Said Meester, "We've done a great job with the guys rotating in and out, and we've got great depth – guys who can fill in. We've had guys play multiple positions. Being able to communicate in a dome (in New Orleans) was big, so I think we're making strides.  We've got a way s to go , but we've been doing good."

And almost as a matter of course, the line has continued to look strong as a run-blocking unit.

The Jaguars, long one of the NFL's best rushing teams, have rushed for 326 yards and two touchdowns in two preseason games. Rashad Jennings has rushed for 118 yards, with Keith Toston rushing for 100 and Montell Owens rushing for 51.

"That's just something that always has been a staple here," Nwaneri said. "If nothing else, guys better be able to run block."

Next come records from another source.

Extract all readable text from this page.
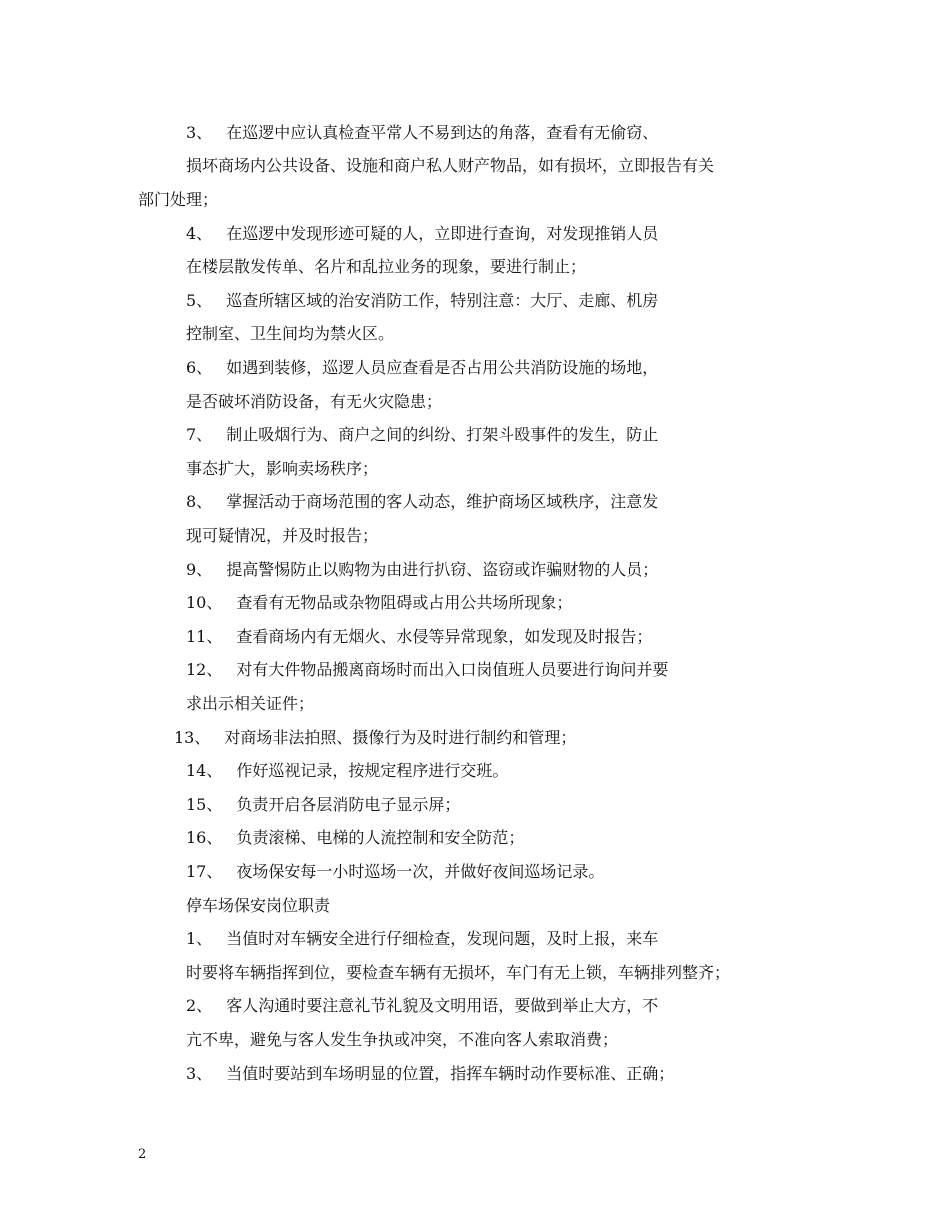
3、 在巡逻中应认真检查平常人不易到达的角落，查看有无偷窃、
损坏商场内公共设备、设施和商户私人财产物品，如有损坏，立即报告有关
部门处理；
4、 在巡逻中发现形迹可疑的人，立即进行查询，对发现推销人员
在楼层散发传单、名片和乱拉业务的现象，要进行制止；
5、 巡查所辖区域的治安消防工作，特别注意：大厅、走廊、机房
控制室、卫生间均为禁火区。
6、 如遇到装修，巡逻人员应查看是否占用公共消防设施的场地，
是否破坏消防设备，有无火灾隐患；
7、 制止吸烟行为、商户之间的纠纷、打架斗殴事件的发生，防止
事态扩大，影响卖场秩序；
8、 掌握活动于商场范围的客人动态，维护商场区域秩序，注意发
现可疑情况，并及时报告；
9、 提高警惕防止以购物为由进行扒窃、盗窃或诈骗财物的人员；
10、 查看有无物品或杂物阻碍或占用公共场所现象；
11、 查看商场内有无烟火、水侵等异常现象，如发现及时报告；
12、 对有大件物品搬离商场时而出入口岗值班人员要进行询问并要
求出示相关证件；
13、 对商场非法拍照、摄像行为及时进行制约和管理；
14、 作好巡视记录，按规定程序进行交班。
15、 负责开启各层消防电子显示屏；
16、 负责滚梯、电梯的人流控制和安全防范；
17、 夜场保安每一小时巡场一次，并做好夜间巡场记录。
停车场保安岗位职责
1、 当值时对车辆安全进行仔细检查，发现问题，及时上报，来车
时要将车辆指挥到位，要检查车辆有无损坏，车门有无上锁，车辆排列整齐；
2、 客人沟通时要注意礼节礼貌及文明用语，要做到举止大方，不
亢不卑，避免与客人发生争执或冲突，不准向客人索取消费；
3、 当值时要站到车场明显的位置，指挥车辆时动作要标准、正确；
2
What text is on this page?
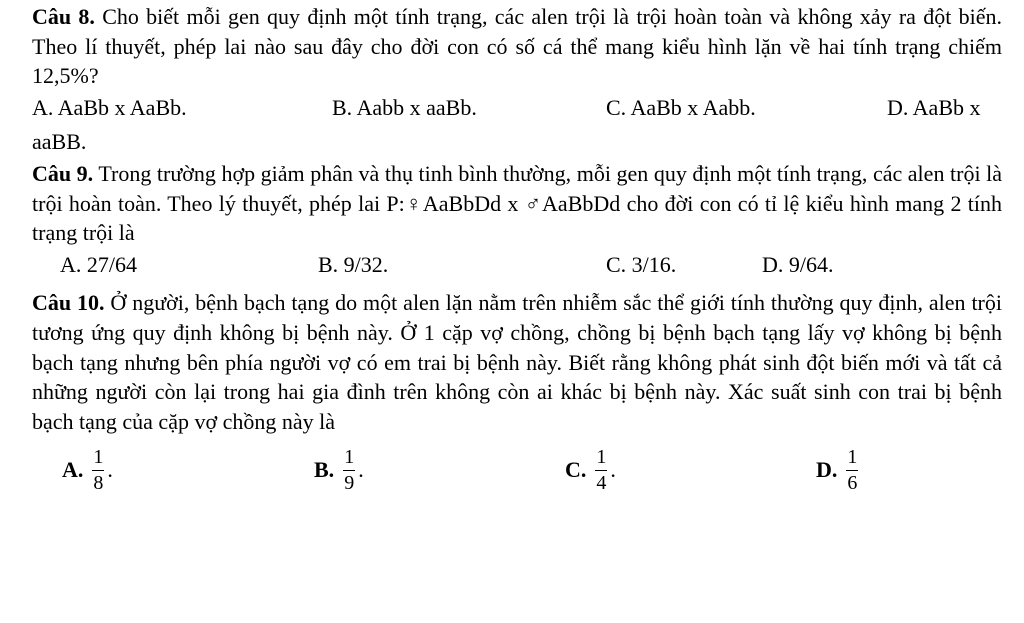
Câu 8. Cho biết mỗi gen quy định một tính trạng, các alen trội là trội hoàn toàn và không xảy ra đột biến. Theo lí thuyết, phép lai nào sau đây cho đời con có số cá thể mang kiểu hình lặn về hai tính trạng chiếm 12,5%?

A. AaBb x AaBb.	B. Aabb x aaBb.	C. AaBb x Aabb.	D. AaBb x
aaBB.

Câu 9. Trong trường hợp giảm phân và thụ tinh bình thường, mỗi gen quy định một tính trạng, các alen trội là trội hoàn toàn. Theo lý thuyết, phép lai P:♀AaBbDd x ♂AaBbDd cho đời con có tỉ lệ kiểu hình mang 2 tính trạng trội là

A. 27/64	B. 9/32.	C. 3/16.	D. 9/64.

Câu 10. Ở người, bệnh bạch tạng do một alen lặn nằm trên nhiễm sắc thể giới tính thường quy định, alen trội tương ứng quy định không bị bệnh này. Ở 1 cặp vợ chồng, chồng bị bệnh bạch tạng lấy vợ không bị bệnh bạch tạng nhưng bên phía người vợ có em trai bị bệnh này. Biết rằng không phát sinh đột biến mới và tất cả những người còn lại trong hai gia đình trên không còn ai khác bị bệnh này. Xác suất sinh con trai bị bệnh bạch tạng của cặp vợ chồng này là

A. $\frac{1}{8}$ .	B. $\frac{1}{9}$ .	C. $\frac{1}{4}$ .	D. $\frac{1}{6}$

Still, as Meester said, the key is to continue the progress made toward balance – "We don't want to known as just a run-blocking line," he said – and as the preseason continues, that remains the objective. And while the injuries and changes haven't helped, Nwaneri also said, "I don't think it's hurt us so far."

"We've had people fill in who know what they're doing and who were prepared to come in and play, so it hasn't hurt us," he said. "We've been taking a lot of strides and we still have a lot more to do."

Sometime soon, the hope is that the best five will be on the field, and that those strides can continue at an even faster pace.